Zacharias was married to Elizabeth, who was also of the daughters of Aaron, the priestly line.
Luke notes that, despite living in the days of Herod, when it would have been all too easy to go along with the religious corruption and hypocrisy that was all around them (and which John and Jesus would later expose), Zacharias and Elizabeth chose to serve faithfully. He says they were both righteous before God, walking in all the commandments and ordinances of the Lord blameless. You do not get to choose when you will serve the Lord, but you can decide how well you’ll serve Him, in whatever age you live.

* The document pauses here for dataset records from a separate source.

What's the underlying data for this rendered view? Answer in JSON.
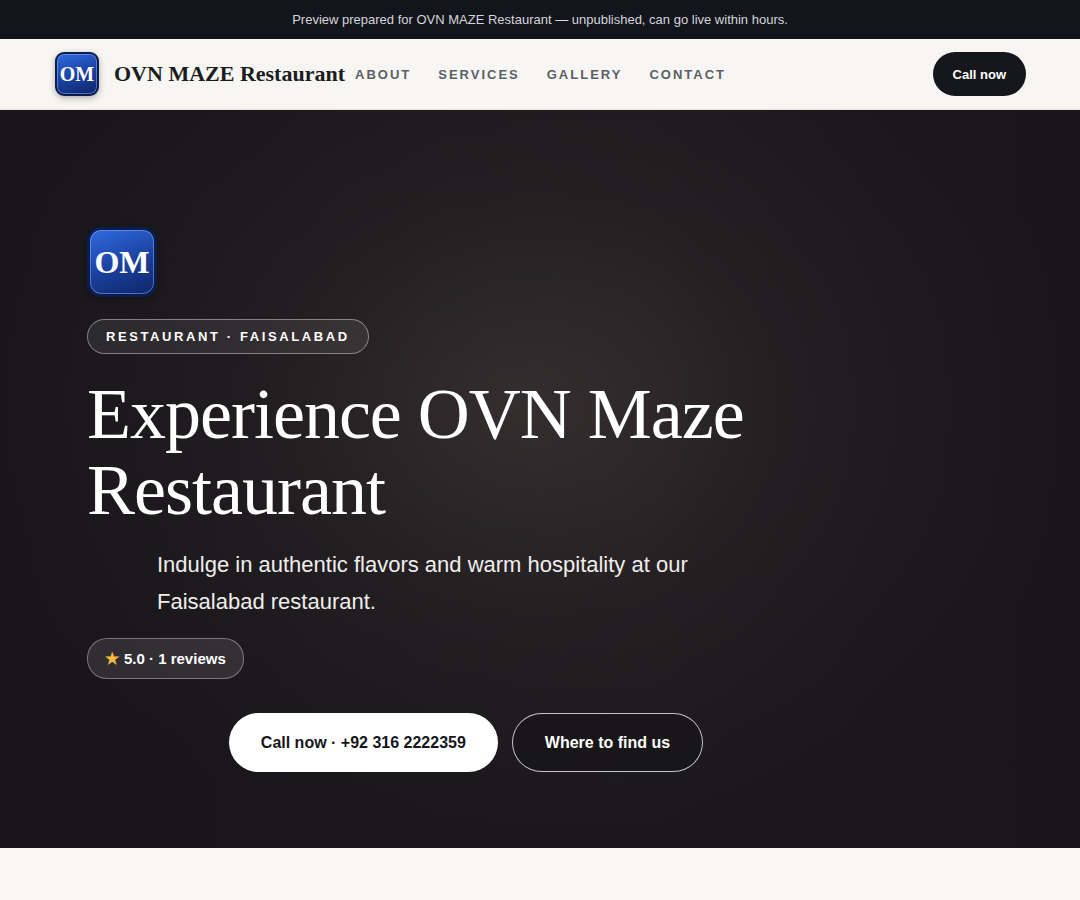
{
  "banner": {
    "text": "Preview prepared for OVN MAZE Restaurant — unpublished, can go live within hours."
  },
  "header": {
    "logo": "OM",
    "name": "OVN MAZE Restaurant",
    "nav": [
      {
        "label": "ABOUT"
      },
      {
        "label": "SERVICES"
      },
      {
        "label": "GALLERY"
      },
      {
        "label": "CONTACT"
      }
    ],
    "cta": "Call now"
  },
  "hero": {
    "logo": "OM",
    "tag": "RESTAURANT · FAISALABAD",
    "title": "Experience OVN Maze Restaurant",
    "subtitle": "Indulge in authentic flavors and warm hospitality at our Faisalabad restaurant.",
    "rating": {
      "star": "★",
      "text": "5.0 · 1 reviews"
    },
    "buttons": [
      {
        "label": "Call now · +92 316 2222359",
        "kind": "primary"
      },
      {
        "label": "Where to find us",
        "kind": "outline"
      }
    ]
  }
}
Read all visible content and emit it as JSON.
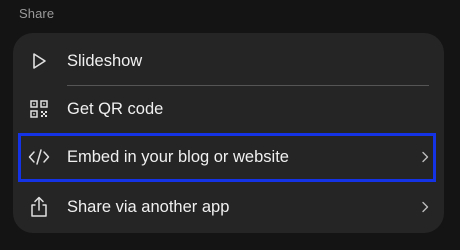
{
  "section_label": "Share",
  "menu": {
    "items": [
      {
        "label": "Slideshow",
        "icon": "play-icon"
      },
      {
        "label": "Get QR code",
        "icon": "qr-code-icon"
      },
      {
        "label": "Embed in your blog or website",
        "icon": "code-icon",
        "has_chevron": true,
        "highlighted": true
      },
      {
        "label": "Share via another app",
        "icon": "share-upload-icon",
        "has_chevron": true
      }
    ]
  },
  "colors": {
    "background": "#141414",
    "card": "#252525",
    "text": "#f0f0f0",
    "muted_text": "#9a9a9a",
    "divider": "#555555",
    "highlight_border": "#1432e6"
  }
}
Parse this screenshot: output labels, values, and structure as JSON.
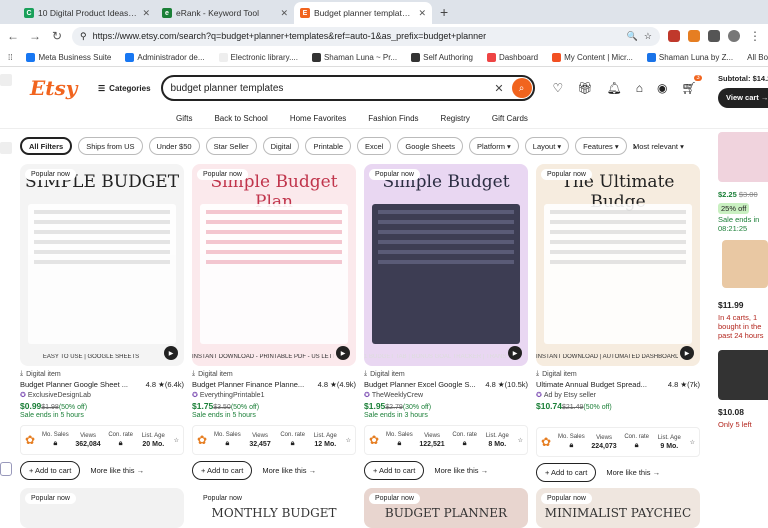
{
  "browser": {
    "tabs": [
      {
        "title": "10 Digital Product Ideas that s...",
        "color": "#19a05a",
        "glyph": "C"
      },
      {
        "title": "eRank - Keyword Tool",
        "color": "#1a7f37",
        "glyph": "e"
      },
      {
        "title": "Budget planner templates - E...",
        "color": "#f1641e",
        "glyph": "E"
      }
    ],
    "url": "https://www.etsy.com/search?q=budget+planner+templates&ref=auto-1&as_prefix=budget+planner",
    "bookmarks": [
      "Meta Business Suite",
      "Administrador de...",
      "Electronic library....",
      "Shaman Luna ~ Pr...",
      "Self Authoring",
      "Dashboard",
      "My Content | Micr...",
      "Shaman Luna by Z..."
    ],
    "all_bookmarks": "All Bookm"
  },
  "etsy": {
    "logo": "Etsy",
    "categories": "Categories",
    "search_value": "budget planner templates",
    "cart_count": "3",
    "subnav": [
      "Gifts",
      "Back to School",
      "Home Favorites",
      "Fashion Finds",
      "Registry",
      "Gift Cards"
    ],
    "filters": [
      "All Filters",
      "Ships from US",
      "Under $50",
      "Star Seller",
      "Digital",
      "Printable",
      "Excel",
      "Google Sheets",
      "Platform ▾",
      "Layout ▾",
      "Features ▾"
    ],
    "sort": "Most relevant ▾"
  },
  "products": [
    {
      "badge": "Popular now",
      "thumb_title": "SIMPLE BUDGET",
      "banner": "EASY TO USE | GOOGLE SHEETS",
      "type": "Digital item",
      "title": "Budget Planner Google Sheet ...",
      "rating": "4.8 ★",
      "reviews": "(6.4k)",
      "shop": "ExclusiveDesignLab",
      "price": "$0.99",
      "orig": "$1.98",
      "off": "(50% off)",
      "sale": "Sale ends in 5 hours",
      "mo_sales": "",
      "views": "362,084",
      "con_rate": "",
      "list_age": "20 Mo.",
      "bg": "#f4f4f4",
      "accent": "#222"
    },
    {
      "badge": "Popular now",
      "thumb_title": "Simple Budget Plan",
      "banner": "INSTANT DOWNLOAD - PRINTABLE PDF - US LETTER",
      "type": "Digital item",
      "title": "Budget Planner Finance Planne...",
      "rating": "4.8 ★",
      "reviews": "(4.9k)",
      "shop": "EverythingPrintable1",
      "price": "$1.75",
      "orig": "$3.50",
      "off": "(50% off)",
      "sale": "Sale ends in 5 hours",
      "mo_sales": "",
      "views": "32,457",
      "con_rate": "",
      "list_age": "12 Mo.",
      "bg": "#fbe9ec",
      "accent": "#c0344b"
    },
    {
      "badge": "Popular now",
      "thumb_title": "Simple Budget",
      "banner": "1 BUDGET TAB | BONUS GOAL TRACKER | TRANSACTIONS",
      "type": "Digital item",
      "title": "Budget Planner Excel Google S...",
      "rating": "4.8 ★",
      "reviews": "(10.5k)",
      "shop": "TheWeeklyCrew",
      "price": "$1.95",
      "orig": "$2.79",
      "off": "(30% off)",
      "sale": "Sale ends in 3 hours",
      "mo_sales": "",
      "views": "122,521",
      "con_rate": "",
      "list_age": "8 Mo.",
      "bg": "#e9d7f2",
      "accent": "#2b2d42"
    },
    {
      "badge": "Popular now",
      "thumb_title": "The Ultimate Budge",
      "banner": "INSTANT DOWNLOAD | AUTOMATED DASHBOARD | GLOBAL",
      "type": "Digital item",
      "title": "Ultimate Annual Budget Spread...",
      "rating": "4.8 ★",
      "reviews": "(7k)",
      "shop": "Ad by Etsy seller",
      "price": "$10.74",
      "orig": "$21.49",
      "off": "(50% off)",
      "sale": "",
      "mo_sales": "",
      "views": "224,073",
      "con_rate": "",
      "list_age": "9 Mo.",
      "bg": "#f6ecdf",
      "accent": "#222"
    }
  ],
  "erank_labels": {
    "mo_sales": "Mo. Sales",
    "views": "Views",
    "con_rate": "Con. rate",
    "list_age": "List. Age"
  },
  "buttons": {
    "add": "+ Add to cart",
    "more": "More like this →"
  },
  "row2": [
    "Popular now",
    "Popular now",
    "Popular now",
    "Popular now"
  ],
  "row2_titles": [
    "",
    "MONTHLY BUDGET",
    "BUDGET PLANNER",
    "MINIMALIST PAYCHEC"
  ],
  "sidebar": {
    "subtotal": "Subtotal: $14.2",
    "view_cart": "View cart →",
    "price1": "$2.25",
    "orig1": "$3.00",
    "off1": "25% off",
    "sale1": "Sale ends in 08:21:25",
    "price2": "$11.99",
    "note2": "In 4 carts, 1 bought in the past 24 hours",
    "price3": "$10.08",
    "note3": "Only 5 left"
  }
}
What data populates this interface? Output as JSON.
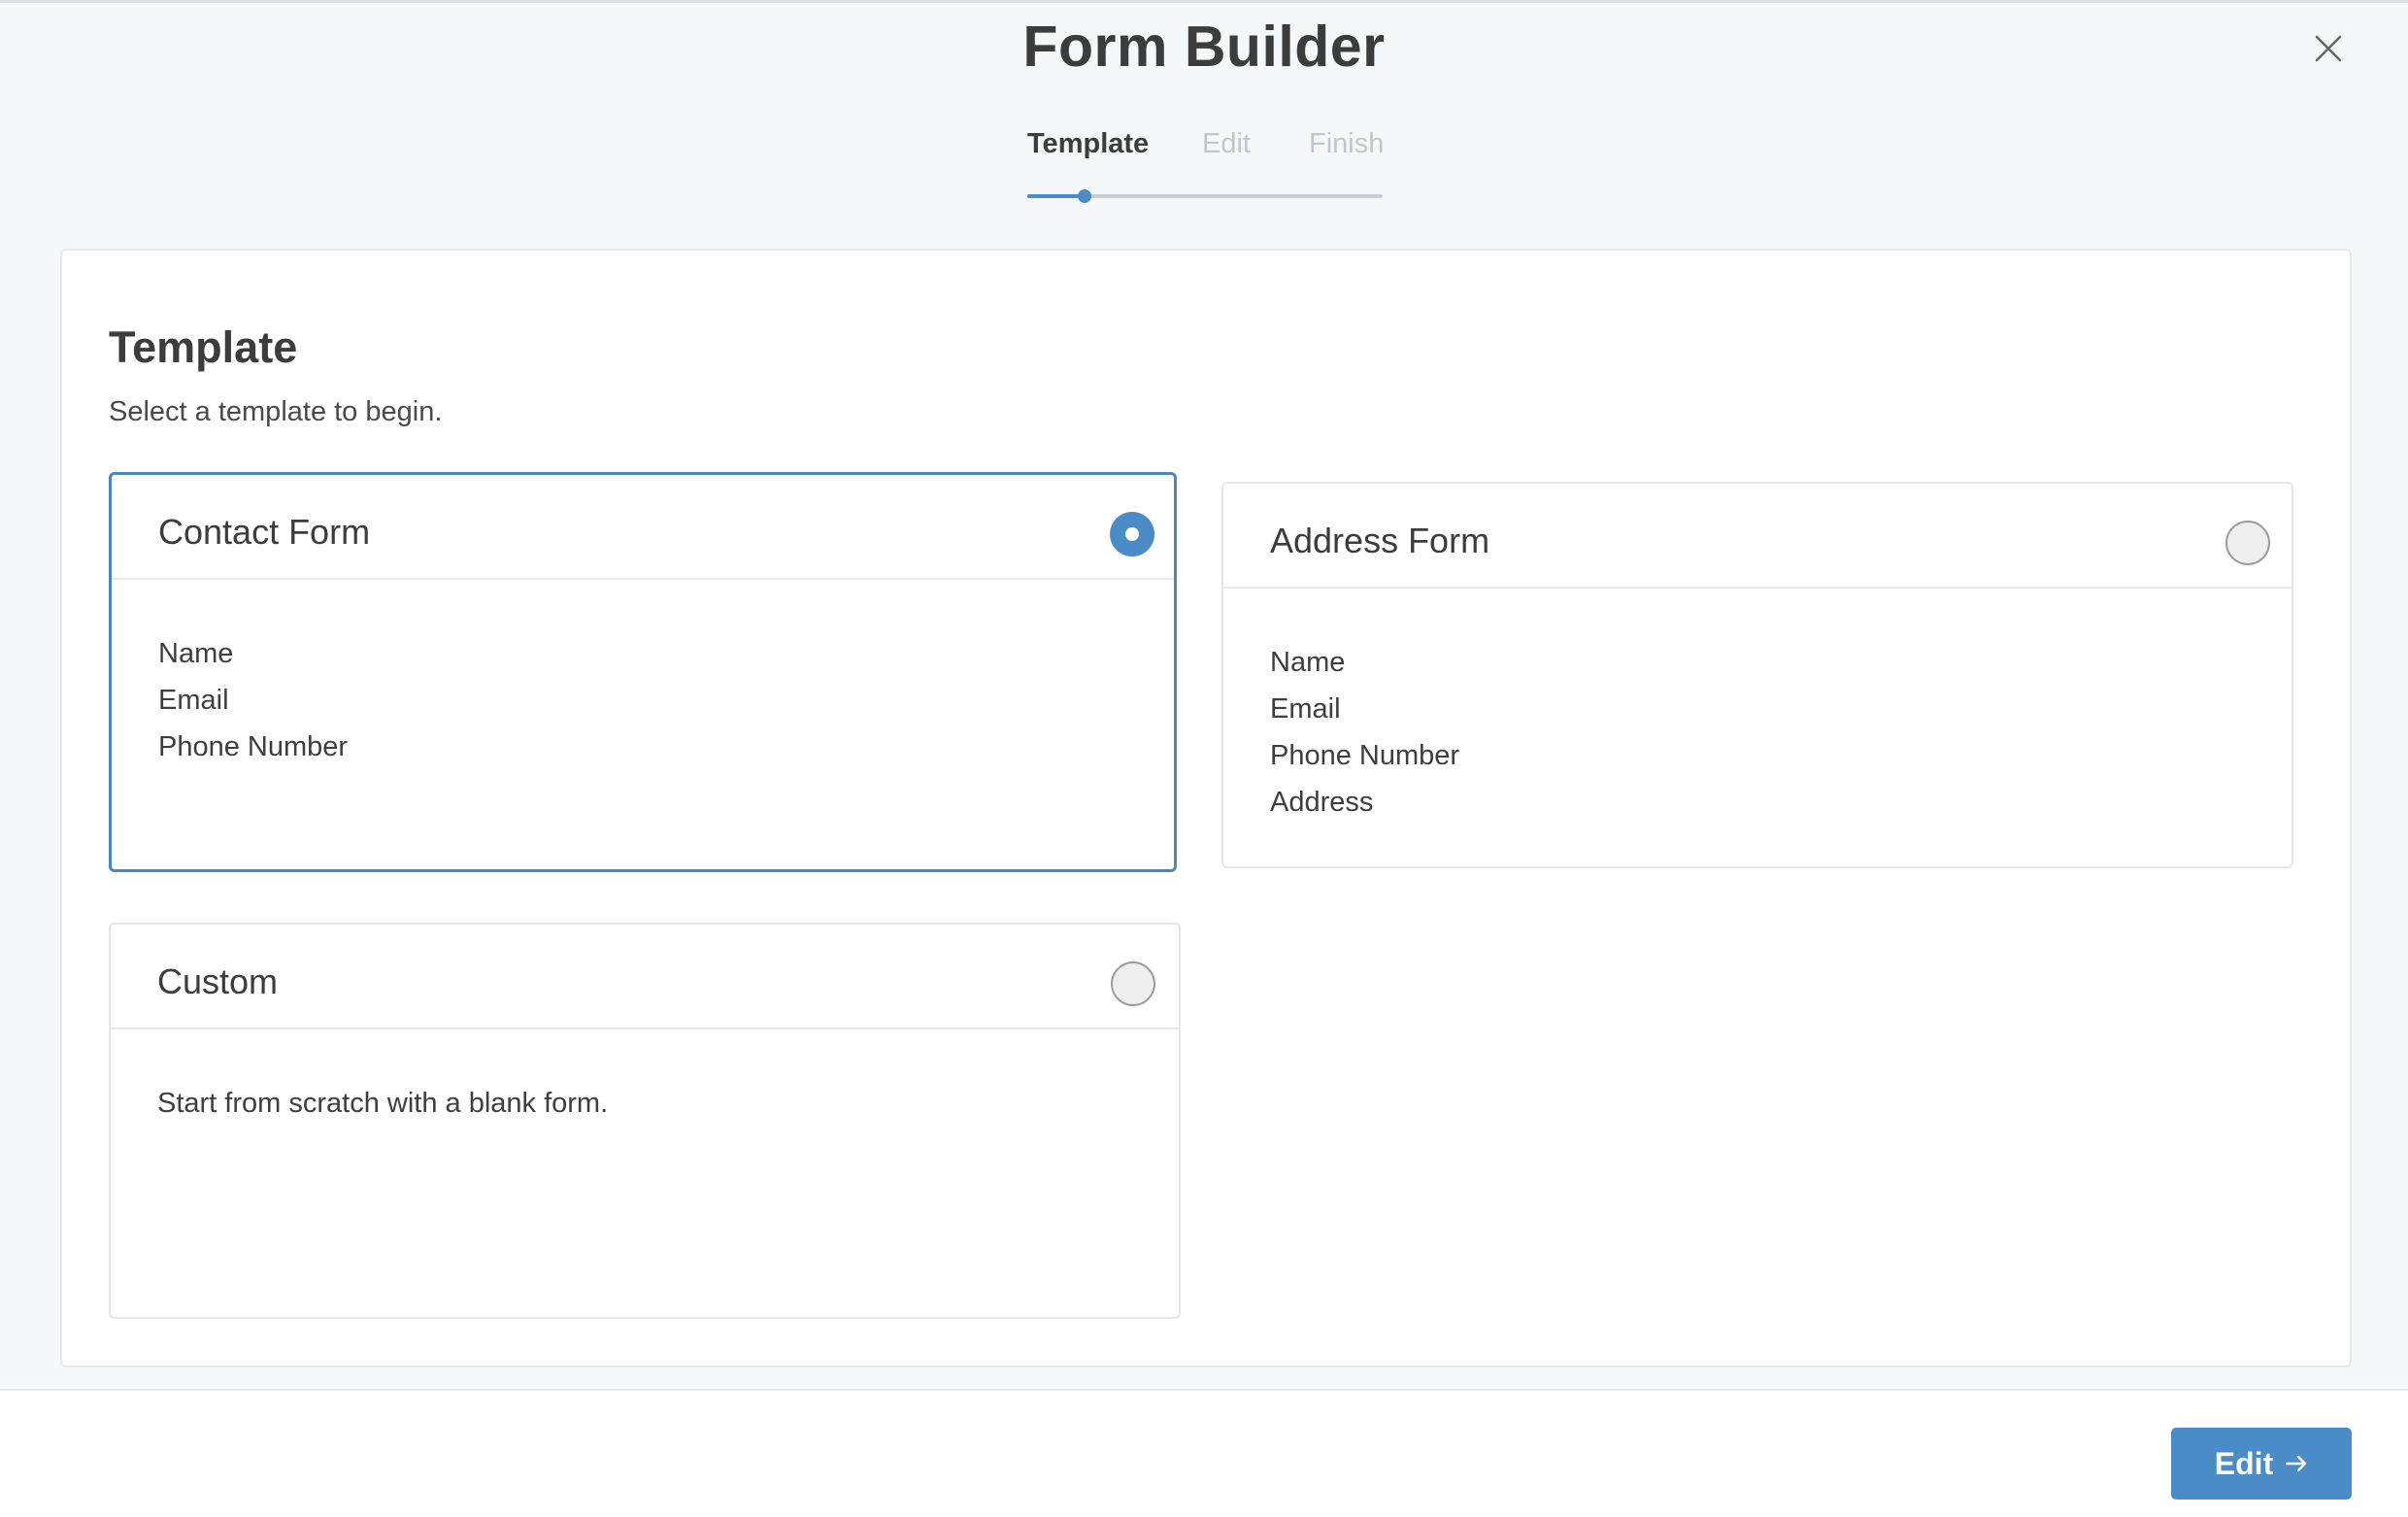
{
  "header": {
    "title": "Form Builder",
    "close_icon": "close-icon"
  },
  "stepper": {
    "steps": [
      {
        "label": "Template",
        "state": "active"
      },
      {
        "label": "Edit",
        "state": "pending"
      },
      {
        "label": "Finish",
        "state": "pending"
      }
    ],
    "progress_fraction": 0.16
  },
  "panel": {
    "title": "Template",
    "subtitle": "Select a template to begin."
  },
  "templates": [
    {
      "title": "Contact Form",
      "selected": true,
      "lines": [
        "Name",
        "Email",
        "Phone Number"
      ]
    },
    {
      "title": "Address Form",
      "selected": false,
      "lines": [
        "Name",
        "Email",
        "Phone Number",
        "Address"
      ]
    },
    {
      "title": "Custom",
      "selected": false,
      "lines": [
        "Start from scratch with a blank form."
      ]
    }
  ],
  "footer": {
    "next_label": "Edit",
    "next_icon": "arrow-right-icon"
  },
  "colors": {
    "accent": "#4a8cc7",
    "selected_border": "#4a87bd",
    "inactive_step": "#c2c6cc",
    "background": "#f6f7f9"
  }
}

However, there is a potential problem in how Zacharias and Elizabeth are described. In what sense were they righteous before God? How could anyone be righteous before God through the Law? After all, the Psalmist rhetorically asked, “If You, LORD, should mark iniquities, O Lord, who could stand?” (Ps 130:3), and the correct answer is “no one.” Likewise, Jesus would say, “No one is good” (Mark 10:18), which would include Zacharias and Elizabeth. And, of course, Paul would later insist, “by the deeds of the law no flesh will be justified in His sight” (Rom 3:20), including the flesh of Zacharias and Elizabeth. And yet, in v 5, Luke describes them both as righteous before God, not because of what they believed, but specifically because of how they behaved. They walked blamelessly in all the commandments and ordinances of the Lord. Is Luke contradicting Paul?
To resolve this apparent contradiction, some commentators have insisted that Zacharias and Elizabeth must have been righteous in the Pauline sense because they already believed in Messiah and had been reckoned righteous through faith apart from works (cf. Gal 2:16). However, that does not seem to be Luke’s meaning here, since he clarifies they were blameless because of how they walked. But how is that possible if no one is justified through the Law?
A different way to solve this puzzle is to distinguish between the relative righteousness that comes from the Law and the absolute righteousness that is imputed to the believer through faith in Christ.
For example, in Acts, Cornelius is called “a just man” (Acts 10:22), even though he still needed to be saved (Acts 11:14). That indicates he was “just” in a less-than-salvific sense. I think the Apostle Paul clarified what this sense is when he claimed to be blameless under the law, too: “concerning zeal, persecuting the church; concerning the righteousness which is in the law, blameless” (Phil 3:6, emphasis added). Hence, according to Paul, there is a righteousness which is in the law. And do you notice when he had that righteousness? He had it while he was still persecuting the church, i.e., before he came to faith in Jesus. Nevertheless, while Paul also confessed a need for the perfect righteousness found only in Christ: “not having my own righteousness, which is from the law, but that which is through faith in Christ, the righteousness which is from God by faith” (Phil 3:9). Thus, there is no substitute for the righteousness that comes from God, through faith in Christ, apart from works. That was true for Paul and Cornelius and for Zacharias and Elizabeth, too.
So in what sense were Zacharias and Elizabeth righteous and blameless? They were righteous, not in the sense of being sinless, or of already having the imputed righteousness of Christ (though they may very well have been OT believers), but in the lesser sense of doing what the Mosaic Law required sinners to do.
In other words, their legal righteousness presupposed that they were sinners in need of God’s forgiveness. Hence, they faithfully performed the Law’s many sacrifices, which implied their sinfulness, and which all pointed to the much-needed future sacrifice of the Messiah (cf. John 1:29).
Still, while their legal righteousness was not salvific in itself, it did make them fit to be used in God’s service. And perhaps as a reward for their faithfulness, God was about to announce to Zacharias and Elizabeth their role in preparing the way for their Messiah.